During the Second World War, many aircrew fell victim to what medical personnel termed ‘flying neurosis,’ a psychological/emotional reaction to stress analogous to ‘battle exhaustion’ suffered by ground troops. Today, this is referred to as an Operational Stress Injury (OSI).
In 1945, the Operational Research Section of the Mediterranean Allied Air Forces issued A Statistical Analysis of Neurosis Precipitated by Flying Duties Among Operational Aircrew Under the Control of the R.AF. in M.A.A.F. during 1944. The study aimed to compile information on the incidence of neurotic breakdown ‘in an operational command overseas’ for comparison with rates in home (ie UK) commands, identify factors that contributed to breakdown such as squadron losses or periods of intense operational stress, and study the influence of flying experience generally on incidences of neurotic breakdown.
Statistics were compiled from patient case notes of the Command Medical Board with broader information on aircrews from the Senior Personnel Staff Officer, Mediterranean Allied Air Forces. Information on neurosis in Home Commands was drawn from reports by the Flying Personnel Research Committee and Medical Directorate, RAF. In order to facilitate “useful comparisons [between] crews on widely different types of operations,” especially the difference between six-month tours in the Mediterranean Theatre and ‘full-time’ operations in home commands, the study measured neurosis in number of cases ‘per 100 man-years.’
Researchers found that the proclivity of aircrew towards neurosis depended primarily on their role in the aircraft and operational strain, as measured by effort and unit casualties. For some roles, number of operational flying hours was also a factor.
Not surprisingly, air gunners and those on night operations suffered the most. Incidences of neurosis among bomber crews did not increase with operational flying time as was the case with fighter crews, crews on special duties or in a general reconnaissance role. Rather, bomber crews were more susceptible to increases in operational strain, while air gunners showed a tendency towards decreased rates of neurosis as their operational flying hours increased.
In sum, the 282 patients designated as unfit for flying duties due to neurosis in 1944 accounted for 5.4% of the average aircrew strength in the Mediterranean Theatre, or 8.5 cases per 100 man-years. This rate was far higher than in the only comparable set of data: home commands in 1942. The authors speculated that the difference could be due to a number of factors, including theatres of war; differences in aircrew quality two years on; a change in attitude among aircrews with the war’s end in sight; variances in medical standards between home and overseas commands; or a change in the outlook of medical authorities after two additional years of war.

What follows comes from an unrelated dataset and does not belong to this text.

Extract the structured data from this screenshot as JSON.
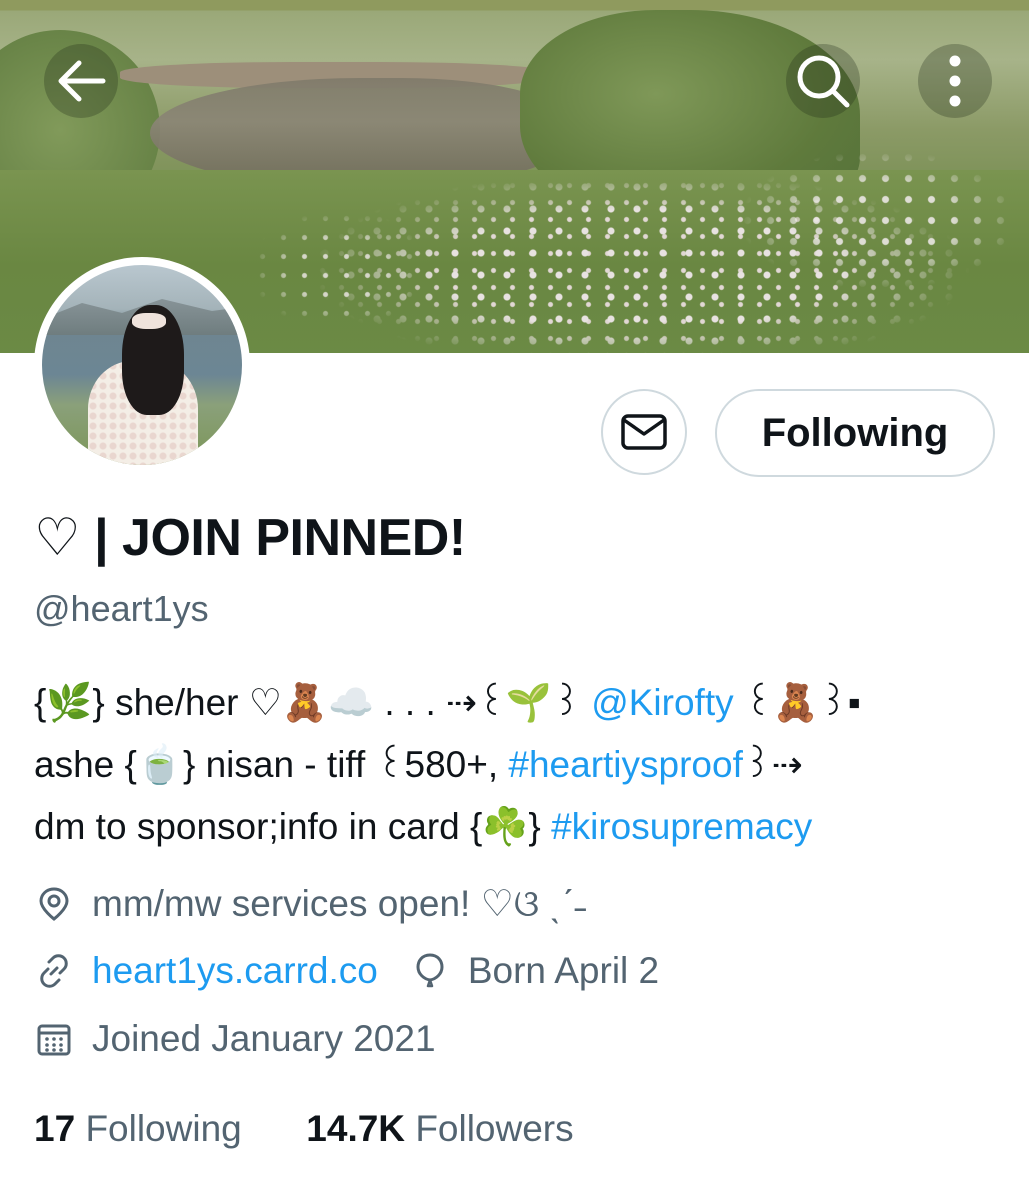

Few studies like this were conducted during the war, and the report offers insight into the strain on aircrews and how medical officers approached the issue.
The full report is a fascinating document, and the summary above is a good one. I was particularly taken by one finding that seems to exemplify an important fact that psychologists have learned in the intervening years: perceived control is a crucial mediator of the traumatic effects of stress. Specifically, the report notes that gunners with more operational experience were less traumatized than gunners with less operational experience, while the same correlation was not found for other personnel. My hypothesis is that gunners would have become significantly more proficient with practice, and therefore would have had a stronger perception of the possibility they could control their own fate than the rest of the crew, whose jobs (I would guess) were generally less reactive in nature. Does this hypothesis make any sense to those of you who actually understand what was happening in those aircraft?
Your hypothesis makes a whole lot of sense.
Stress levels generally correspond to the degree to which a person feels threatened and the less a person feels that they are in control of the situation the higher the stress level.
PTSD (under whatever acronym you want to label it) can come from either a single incredibly (to the person experiencing it) incident or from a long series of events none of which, individually, would cause any significant clinical problems but each of which exceeds the experiencer’s personal level of stress absorbancy (and which occur at a frequency too high to allow for a total “reset” of the experiencer’s equilibrium.
The frequency with which PTSD can be expected varies with several factors – not all of which are under the control of the military. In fact, probably the MOST important factor is totally beyond the control of the military and pre-exists entry into the military.
What is that factor? For convenience, let’s call it “Baseline Stress/Frustration Adaptability” – in other words “how able the person is to meet and overcome not having everything their own way”. That is a factor that has been declining in Western society for decades.
The 1st Field Artillery Observation Battalion 13th Field Artillery Brigade spent 570 days in a 34 month period (roughly 55% of the time) “in combat”. That ratio would work out to around 201 days “in combat” during a one year deployment. I suspect that the actual number of days spent “in combat” (as opposed to “in a combat zone”) was lower than that during a deployment to either Afghanistan or Iraq.
Unfortunately investigating your hypothesis is not likely to attract funding – it would be an embarrassment, you see.